Justamente en esas imágenes reapareció el símil de la Revolución mexicana. Yo vi a los soldados que ya no tenían fusil y su heroísmo estaba cargando piedras y despejando calles. Yo vi a las soldaderas curando a los caídos por el desastre o el cansancio. Las vi llevando munición que en este caso no eran proyectiles, sino cubetas y comida para continuar con el trabajo. Vi a los Niños Héroes transportando comida y llevando ilusión a los guerreros. Y además vi a los estudiantes que se graduaron a mitad de sus licenciaturas porque el desastre los llamó a sumarse al pelotón de la réplica solidaria. Estudiantes de medicina, ingeniería, psicología y arquitectura, debieron transformarse en médicos para brindar primeros auxilios, en ingenieros y arquitectos para evaluar el desastre con prontitud y eficacia, y en psicólogos para tratar los traumas individuales.

 

Algunas personas motivaban a los brigadistas con mensajes en la comida que repartían

 

Nuestra brigada se sumó a ese compromiso con el otro. Como pudimos ayudamos a partir en pedazos pequeños el escombro, a acumularlo con las palas, a cargarlo en los camiones y a sumarnos en las cadenas humanas donde el humor nunca faltó. Al pasar de mano en mano las varillas que quedaban de las columnas derrumbadas, no faltaba el albur: “cuidado con mi varilla que está larga”. Las risas motivaban para seguir trabajando. Incluso con el sudor en las manos se echó a andar el rumor entre los voluntarios: “ya Telcel abrió sus redes para no cobrar los datos y llamadas, los camiones y coches nos dan ride a todos lados: ¿será que Cerveza Corona no regala, para los brigadistas, el primer six al terminar la jornada?”
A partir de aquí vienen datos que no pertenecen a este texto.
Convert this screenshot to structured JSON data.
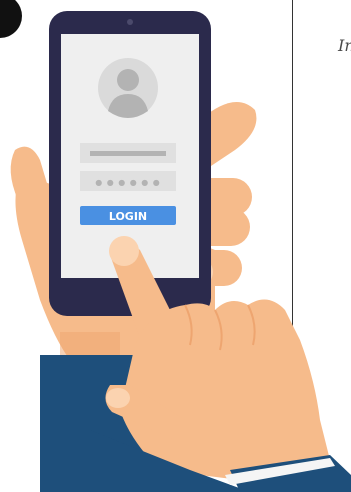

Los rostros asoleados y sudados sonrieron. Ya eran las siete de la tarde y el heroísmo en México se mostró de todas las maneras, desde todas las clases sociales y en todas las edades posibles. Cada uno tuvo una forma de ayudar en San Gregorio, Xochimilco, y así lo hizo. El viernes 22 de septiembre, Juan Villoro condensó, en un hermoso y profundo poema publicado en el diario Reforma y titulado “El puño en alto”, toda la capacidad de asimilación y de respuesta del pueblo mexicano ante la tragedia. En sus versos, Villoro recordó el heroísmo patriótico de la Guerra de Independencia de 1810, que justamente se selló en septiembre. Por eso, preguntó: “¿Queda cupo para los héroes en septiembre?” (Repase el poema completo aquí).

 

 

La pregunta fue retórica y Villoro mismo la contestó con un sí rotundo, pues en México son un chingo para todo, incluso para salir a ponerle el pecho a la tragedia por el hermano sufrido. A ese fenómeno, a esa mezcla de corazón y huevos mexicanos fue a la que yo decidí llamar réplica solidaria, cuya medida explico a continuación: la escala de Richter, al medir la energía liberada por la tierra el pasado 19 de septiembre de 2017 en México, marcó 7,2; número que señalizó la magnitud del terremoto y lo ubicó en la categoría de “Mayor”. Esta es la tercera más peligrosa, pues por delante se ubican las categorías de “Grande” ––8 a 9,9 puntos–– y de “Apocalíptico o Legendario” ––10 puntos en adelante––. Lo anterior, sirve de referencia para la Historia, porque si se midiera la energía liberada por el pueblo mexicano para replicarle al sismo su devastación y ayudarse entre sí, su magnitud estaría, sin duda, mucho más allá de la categoría de Legendario.